If no fallback is possible, explicitly annotate your operation with @MinMuleVersion to restrict it to compatible versions.

Use Newer APIs Without Raising Minimum Version

If you use a newer API but provide fallback behavior for older Mule runtime versions, you can prevent that API from raising your component’s Minimum Mule Version. Combine Mule version checking with @DoNotEnforceMinMuleVersion to keep your component available on earlier versions while using new features when available.

import org.mule.runtime.api.meta.MuleVersion;
import org.mule.sdk.api.annotation.DoNotEnforceMinMuleVersion;
import org.mule.sdk.api.annotation.RuntimeVersion;

public class MyOperations {

  @RuntimeVersion
  private MuleVersion runtimeVersion;

  public void myOperation(@DoNotEnforceMinMuleVersion NewFeatureType input) {
    if (runtimeVersion.atLeast("4.12.0") && input != null) {
      // Use new feature when available
    } else {
      // Fallback behavior for earlier versions
    }
  }
}

The input != null check is necessary because parameters with types from org.mule.sdk.api resolve to null on earlier versions that don’t recognize the type. By combining the version check with @DoNotEnforceMinMuleVersion, you:

  • Prevent the API from raising your component’s Minimum Mule Version

  • Safely use the feature on later Mule versions

  • Provide fallback behavior when the feature isn’t available

Best Practices for Forward-Compatible Code

Follow these guidelines when implementing version-dependent behavior:

  • Check versions before calling new methods

    Failing to do so causes NoSuchMethodError at runtime.

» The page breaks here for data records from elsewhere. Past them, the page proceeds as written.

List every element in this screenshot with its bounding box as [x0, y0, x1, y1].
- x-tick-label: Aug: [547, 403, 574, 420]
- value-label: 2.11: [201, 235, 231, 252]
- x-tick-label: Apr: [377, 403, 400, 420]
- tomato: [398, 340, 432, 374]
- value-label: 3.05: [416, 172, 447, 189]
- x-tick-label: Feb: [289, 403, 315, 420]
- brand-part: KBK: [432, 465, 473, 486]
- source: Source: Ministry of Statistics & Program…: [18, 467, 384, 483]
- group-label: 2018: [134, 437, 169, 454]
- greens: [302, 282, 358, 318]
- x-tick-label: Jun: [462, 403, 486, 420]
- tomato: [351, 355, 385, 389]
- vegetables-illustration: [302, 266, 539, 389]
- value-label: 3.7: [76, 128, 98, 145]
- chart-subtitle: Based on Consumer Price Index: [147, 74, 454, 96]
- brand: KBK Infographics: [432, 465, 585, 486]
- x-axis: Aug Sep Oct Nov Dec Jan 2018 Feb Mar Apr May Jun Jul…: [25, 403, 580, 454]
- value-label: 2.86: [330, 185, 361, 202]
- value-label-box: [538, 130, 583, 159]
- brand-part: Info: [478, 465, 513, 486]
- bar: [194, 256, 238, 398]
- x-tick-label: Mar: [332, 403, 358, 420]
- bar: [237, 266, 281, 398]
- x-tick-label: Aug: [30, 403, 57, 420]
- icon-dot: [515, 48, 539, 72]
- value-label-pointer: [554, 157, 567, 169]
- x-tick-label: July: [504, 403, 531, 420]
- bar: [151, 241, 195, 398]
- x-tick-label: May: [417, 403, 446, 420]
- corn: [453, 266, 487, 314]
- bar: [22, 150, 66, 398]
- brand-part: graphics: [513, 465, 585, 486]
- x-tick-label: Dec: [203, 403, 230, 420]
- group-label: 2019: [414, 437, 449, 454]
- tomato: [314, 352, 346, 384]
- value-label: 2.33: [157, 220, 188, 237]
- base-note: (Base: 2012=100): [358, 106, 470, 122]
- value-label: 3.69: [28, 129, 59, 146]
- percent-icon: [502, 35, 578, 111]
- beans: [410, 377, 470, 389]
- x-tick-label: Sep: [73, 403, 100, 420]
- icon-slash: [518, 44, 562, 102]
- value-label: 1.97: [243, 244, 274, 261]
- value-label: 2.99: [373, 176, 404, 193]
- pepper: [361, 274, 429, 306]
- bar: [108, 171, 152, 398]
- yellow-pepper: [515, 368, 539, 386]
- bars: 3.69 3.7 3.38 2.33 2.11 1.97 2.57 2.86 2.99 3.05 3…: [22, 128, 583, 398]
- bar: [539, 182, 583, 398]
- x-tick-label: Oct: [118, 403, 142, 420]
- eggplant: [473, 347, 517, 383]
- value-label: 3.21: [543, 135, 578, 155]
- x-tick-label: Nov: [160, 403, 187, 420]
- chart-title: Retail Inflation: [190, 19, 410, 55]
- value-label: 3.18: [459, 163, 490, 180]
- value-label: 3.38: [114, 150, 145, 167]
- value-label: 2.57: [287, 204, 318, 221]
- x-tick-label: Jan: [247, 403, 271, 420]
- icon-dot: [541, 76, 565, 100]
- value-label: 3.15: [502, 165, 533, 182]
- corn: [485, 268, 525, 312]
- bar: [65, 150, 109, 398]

  • Centralize version checks

    Use a shared field annotated with @RuntimeVersion rather than checking in every method.

  • Test on multiple Mule runtime versions

    Verify your fallback logic works correctly on the earliest Mule version you support.

  • Document runtime-specific behavior

    If a feature behaves differently on earlier versions, document this for your users.